More people migrate to Delhi than to any other city in India, according to the Indian Institute of Human Settlement. Though poverty rates are relatively low compared to other parts of the country, the millions of new arrivals have created a severe housing crunch that has left many workers living on the streets, or without basic services in informal settlements like Ravidas. Dipanker Gupta, a sociologist in New Delhi, says the yawning gap between the city’s haves and almost-haves has contributed to a rising crime rate. “It is people who are not quite poor, not quite well off, but who have some access to urban life—they know how to drive a bus, for example—who [get involved in crime],” says Gupta. “They can touch [a different life], but they can’t grasp [it].” Madhu Purnima Kishwar, an academic and writer based in New Delhi, says places like Ravidas forge “rudderless” and “brutalized” young men who are products of a weak education system and a failure to lift up rural livelihoods. “It’s not just a case of the law failing; it’s the policies,” says Kishwar. “You have to look at the inner health of your society. They are also victims.”

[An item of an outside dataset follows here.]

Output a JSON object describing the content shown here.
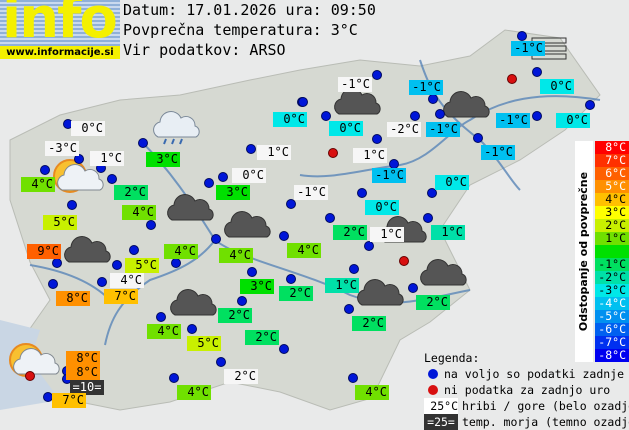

According to neighbors and extended family, Singh came and went from Ravidas repeatedly over several years. Says Kamla, a neighbor who, like many in India, goes by one name: “He was always tense and angry. He never spoke to anybody. He just kept to himself.” She says she regularly saw Singh returning home drunk, or looking as if he had just been in a fight. And while she kept her distance, she says, “If we knew [he and Mukesh] were up to something like [the rape], we never would have let them stay here.” Nobody, of course, knew what lay ahead. In fact, not just the brothers were members of the small Ravidas community. Two others charged with the rape and murder also lived in its narrow lanes.